Last but not least, in the second experiment, comparing RLDE and RODE in Figure 10, that is, when the population is 200, the performance of RODE and RLDE is almost the same, indicating that RODE has played a role in reinforcement learning. Comparing RLDE and RODE in Figure 11, that is, when the population is 10, the effect of RODE is much higher than that of RODE, because RODE has the effect of opposition-based learning at this time. So, we have reason to believe that RODE greatly improves the performance of the DE algorithm, and our method also provides a good idea for improving other evolutionary algorithms.

7. Conclusions

The scientific deployment of security strategies is the key to reducing the risk of ICS being attacked. In this paper, a differential evolution algorithm based on reinforcement learning and opposition-based learning is proposed to obtain the optimal security strategy by combining fitness functions. First, a Bayesian attack graph is used to model the potential attack paths of the industrial control system. Then, we calculate the attack benefit of each node and the cost of implementing the security strategy, and we build a fitness function based on the attack benefit and security cost. The fitness function can effectively evaluate the value of the selected solution. Finally, the RODE algorithm is used to select the security strategy scheme. The RODE algorithm is suitable for populations of various sizes. When the population size is large enough, the reinforcement learning in RODE can speed up the convergence rate; when the population size is relatively small, the opposition-based learning in RODE can increase the diversity of the population, thereby improving the ability to jump out of the local optimal solution and avoid the situation of premature convergence.
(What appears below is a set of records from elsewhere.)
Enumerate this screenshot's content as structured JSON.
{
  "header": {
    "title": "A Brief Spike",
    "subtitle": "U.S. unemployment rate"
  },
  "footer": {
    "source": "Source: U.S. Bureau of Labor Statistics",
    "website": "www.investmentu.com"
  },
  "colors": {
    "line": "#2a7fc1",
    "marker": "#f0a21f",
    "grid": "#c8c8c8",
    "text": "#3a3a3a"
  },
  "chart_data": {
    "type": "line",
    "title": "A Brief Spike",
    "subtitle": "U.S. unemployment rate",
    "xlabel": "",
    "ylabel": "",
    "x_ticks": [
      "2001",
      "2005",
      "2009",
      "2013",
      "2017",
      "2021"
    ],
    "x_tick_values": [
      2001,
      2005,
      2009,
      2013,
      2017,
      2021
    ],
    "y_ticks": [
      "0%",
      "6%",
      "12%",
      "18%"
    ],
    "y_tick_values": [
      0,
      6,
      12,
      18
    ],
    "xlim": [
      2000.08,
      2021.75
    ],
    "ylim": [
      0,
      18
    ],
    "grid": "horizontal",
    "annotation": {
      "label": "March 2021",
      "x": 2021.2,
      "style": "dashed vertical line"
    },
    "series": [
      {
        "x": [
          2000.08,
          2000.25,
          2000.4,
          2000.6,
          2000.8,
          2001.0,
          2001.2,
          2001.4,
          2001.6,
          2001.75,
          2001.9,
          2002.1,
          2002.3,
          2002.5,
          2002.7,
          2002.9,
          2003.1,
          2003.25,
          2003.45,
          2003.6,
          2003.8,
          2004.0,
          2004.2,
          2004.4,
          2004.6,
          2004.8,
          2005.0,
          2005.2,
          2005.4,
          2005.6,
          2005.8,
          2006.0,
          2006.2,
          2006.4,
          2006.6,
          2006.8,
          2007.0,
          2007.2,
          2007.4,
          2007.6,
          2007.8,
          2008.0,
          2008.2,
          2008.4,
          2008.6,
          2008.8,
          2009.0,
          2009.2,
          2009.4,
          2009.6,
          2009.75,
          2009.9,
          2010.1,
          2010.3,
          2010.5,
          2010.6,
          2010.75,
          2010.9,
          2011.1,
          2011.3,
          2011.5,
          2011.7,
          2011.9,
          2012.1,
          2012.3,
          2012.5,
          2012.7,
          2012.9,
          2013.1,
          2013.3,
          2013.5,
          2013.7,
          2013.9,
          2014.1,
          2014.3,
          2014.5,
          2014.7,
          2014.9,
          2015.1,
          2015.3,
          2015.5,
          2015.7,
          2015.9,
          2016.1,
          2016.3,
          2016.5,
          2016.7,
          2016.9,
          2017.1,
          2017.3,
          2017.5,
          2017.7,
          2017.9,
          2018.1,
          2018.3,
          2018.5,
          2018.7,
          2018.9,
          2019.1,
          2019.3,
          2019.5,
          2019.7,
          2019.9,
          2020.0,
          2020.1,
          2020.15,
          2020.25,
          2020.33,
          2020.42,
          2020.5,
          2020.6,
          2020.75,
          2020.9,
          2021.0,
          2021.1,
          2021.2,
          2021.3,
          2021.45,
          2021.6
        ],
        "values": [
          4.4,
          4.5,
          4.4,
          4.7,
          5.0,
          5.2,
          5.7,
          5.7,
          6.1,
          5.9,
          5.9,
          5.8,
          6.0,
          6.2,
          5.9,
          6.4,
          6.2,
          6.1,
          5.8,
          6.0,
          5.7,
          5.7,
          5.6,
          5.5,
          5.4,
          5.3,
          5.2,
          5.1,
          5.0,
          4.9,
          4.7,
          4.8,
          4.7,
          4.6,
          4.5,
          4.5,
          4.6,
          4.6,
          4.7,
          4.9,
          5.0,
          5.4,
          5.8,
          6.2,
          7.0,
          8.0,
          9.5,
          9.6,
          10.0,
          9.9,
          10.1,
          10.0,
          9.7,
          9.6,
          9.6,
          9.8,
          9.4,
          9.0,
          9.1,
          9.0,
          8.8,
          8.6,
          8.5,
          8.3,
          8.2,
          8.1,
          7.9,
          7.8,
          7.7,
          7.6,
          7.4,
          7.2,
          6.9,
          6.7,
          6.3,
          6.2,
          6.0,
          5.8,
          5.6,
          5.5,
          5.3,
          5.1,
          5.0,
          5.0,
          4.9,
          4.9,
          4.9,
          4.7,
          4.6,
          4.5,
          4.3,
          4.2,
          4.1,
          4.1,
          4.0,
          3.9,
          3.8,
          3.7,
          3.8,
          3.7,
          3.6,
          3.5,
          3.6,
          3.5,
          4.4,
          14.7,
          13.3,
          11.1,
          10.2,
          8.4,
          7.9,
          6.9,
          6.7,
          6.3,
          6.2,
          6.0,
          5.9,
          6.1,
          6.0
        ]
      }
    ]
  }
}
A simplified water distribution system is used to validate the RODE algorithm. The experimental results show that the algorithm has better robustness than other algorithms of the same type, and it can find the optimal security strategy accurately and quickly. At present, our research is suitable for policy construction before the attack to minimize the loss of the attack, but it still has great shortcomings in dealing with the dynamic attack problem. To this end, in the future, we work on combining the RODE algorithm with policy selection in the face of dynamic attacks.